Я вспомнила про расстрел на танцплощадке, теперь та история не казалась мне столь уж невероятной. Репутация, да, именно репутация. Генрих всегда мне казался страшным человеком, абсолютно циничным и способным на любую жестокость, но только здесь, на кухне, я поняла, что, вполне возможно, я ошибалась в главном. В том, что он человек. Что он наделён всем комплектом душевных хромосом, необходимым для функционирования этой самой души. Ведь никому и в голову не придёт обвинять какого-нибудь бенгальского тигра-людоеда в жестокости. Тигр оперирует в другой системе моральных координат нежели индусы, которых он съел. Эти системы лежат в разных плоскостях и нигде не пересекаются. С точки зрения самого тигра он не только не сделал ничего дурного, а наоборот, проявил себя молодцом, укрепив свою репутацию бесстрашного хищника и хозяина джунглей. Да, репутация.
— Написав это, — он ткнул скомканной бумагой мне в лицо, — ты не оставила мне выбора. К тому же…
Мне послышались шаги в коридоре, я оглянулась. Это была не мать. Америка — он остановился в дверном проёме. Левый глаз его заплыл бордовым синяком. На щеке, от виска до подбородка краснел свежий порез, такой же был на шее, под кадыком. От уха до уха. Я не сразу поняла, что за тёмные пятна были на его куртке — на воротнике и на груди.
— Я уж думал ты там заснул, — Генрих сунул скомканную бумагу в карман. — Заходи. Тоже будет полезно посмотреть. Сколько там твоей сестричке? Двенадцать?
Он говорил, не глядя на Америку. Потом показал мне кулак. Что-то щёлкнуло и из кулака вдруг выскочило лезвие, короткое и узкое как жало. Полированная сталь казалась осколком зеркала.
— Раздевайся.
Генрих сказал это как бы между прочим.
— Ты умная и поэтому всё сделаешь грамотно. Правильно?
Я не двинулась, завороженно смотрела на лезвие ножа.

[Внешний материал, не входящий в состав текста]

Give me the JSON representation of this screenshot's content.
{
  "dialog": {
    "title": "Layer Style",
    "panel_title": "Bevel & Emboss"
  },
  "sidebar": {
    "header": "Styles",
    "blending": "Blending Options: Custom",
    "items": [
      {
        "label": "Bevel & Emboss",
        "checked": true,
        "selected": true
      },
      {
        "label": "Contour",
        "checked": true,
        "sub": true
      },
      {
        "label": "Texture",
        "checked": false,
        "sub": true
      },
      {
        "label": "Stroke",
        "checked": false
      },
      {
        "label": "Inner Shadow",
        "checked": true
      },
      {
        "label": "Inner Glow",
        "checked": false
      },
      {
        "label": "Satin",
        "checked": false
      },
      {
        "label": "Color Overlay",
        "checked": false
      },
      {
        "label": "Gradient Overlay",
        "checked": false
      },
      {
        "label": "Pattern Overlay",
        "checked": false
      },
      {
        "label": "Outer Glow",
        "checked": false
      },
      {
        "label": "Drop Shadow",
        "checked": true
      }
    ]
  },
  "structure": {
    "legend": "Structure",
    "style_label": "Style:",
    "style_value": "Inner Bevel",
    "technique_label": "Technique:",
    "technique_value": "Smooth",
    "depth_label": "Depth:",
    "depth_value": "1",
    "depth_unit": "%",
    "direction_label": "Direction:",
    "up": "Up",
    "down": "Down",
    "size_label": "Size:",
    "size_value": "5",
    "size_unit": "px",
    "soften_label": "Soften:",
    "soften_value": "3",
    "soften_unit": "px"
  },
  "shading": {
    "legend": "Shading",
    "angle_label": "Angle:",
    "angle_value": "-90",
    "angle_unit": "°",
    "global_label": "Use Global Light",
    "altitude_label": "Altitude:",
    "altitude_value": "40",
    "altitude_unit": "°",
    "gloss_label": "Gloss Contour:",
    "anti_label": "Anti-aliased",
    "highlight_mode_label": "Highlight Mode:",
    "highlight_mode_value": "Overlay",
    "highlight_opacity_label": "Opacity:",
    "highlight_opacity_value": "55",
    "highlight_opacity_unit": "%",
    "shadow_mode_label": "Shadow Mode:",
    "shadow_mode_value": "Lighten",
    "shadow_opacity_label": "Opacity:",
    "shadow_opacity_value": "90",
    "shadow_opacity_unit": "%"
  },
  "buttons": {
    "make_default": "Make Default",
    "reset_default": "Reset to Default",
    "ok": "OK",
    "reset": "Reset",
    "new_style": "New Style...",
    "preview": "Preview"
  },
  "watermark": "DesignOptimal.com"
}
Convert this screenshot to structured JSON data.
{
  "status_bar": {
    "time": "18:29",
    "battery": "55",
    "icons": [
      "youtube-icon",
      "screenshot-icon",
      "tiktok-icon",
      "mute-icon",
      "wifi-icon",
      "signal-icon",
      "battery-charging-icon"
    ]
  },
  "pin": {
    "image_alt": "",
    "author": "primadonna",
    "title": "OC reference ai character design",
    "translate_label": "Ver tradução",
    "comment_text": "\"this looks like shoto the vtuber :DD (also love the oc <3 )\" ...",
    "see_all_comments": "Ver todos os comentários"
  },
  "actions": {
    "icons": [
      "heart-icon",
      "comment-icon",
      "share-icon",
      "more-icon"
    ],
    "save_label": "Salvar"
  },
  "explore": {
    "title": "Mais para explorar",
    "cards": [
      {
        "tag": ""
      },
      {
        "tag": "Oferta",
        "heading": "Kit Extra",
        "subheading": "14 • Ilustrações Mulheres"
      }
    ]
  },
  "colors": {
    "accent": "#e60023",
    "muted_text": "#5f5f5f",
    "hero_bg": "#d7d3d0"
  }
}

— Не тяни время. Будет только хуже.
Генрих подошёл к Америке, тот вскинул руки, закрывая лицо.
— Убрать, — тихо приказал. — Руки.
Америка подался назад, спиной прижался к дверному косяку. Потом медленно убрал ладони от лица. Генрих был на голову ниже, он вытянул руку и приставил лезвие к здоровой щеке парня.
У меня мелькнула надежда, Генрих рядом с Америкой выглядел плюгавым недомерком. Наверное и в школе дразнили шкетом или шибздиком. И на физре стоял последним, и колотили наверняка не раз. Но Америка не шелохнулся. А Генрих взглянул на меня и повторил:
— Раздевайся.
Я не могла отвести взгляд от лезвия. Красная струйка побежала по щеке, исчезла под подбородком, снова появилась на горле и стекла по желобку между ключиц в раскрытый ворот рубахи. Америка тихо заскулил.
— Не надо… — пробормотала я.
Голос был чужой. Руки и ноги, всё тело чужое. Вместо мускулов и костей внутри только ужас. Вместо сердца и вместо мозгов — там тоже не было ничего кроме ужаса. Вязкого и липкого, как сырое тесто. Я под завязку была накачана этой дрянью.
— Страх. — Генрих всё понял и ухмыльнулся. — Работает безотказно. Всегда.
Пальцы не слушались. Я расстегнула все пуговицы, одну за другой сверху вниз. Но забыла про манжеты. Вывернула рукава наизнанку, кое-как выпуталась из блузки.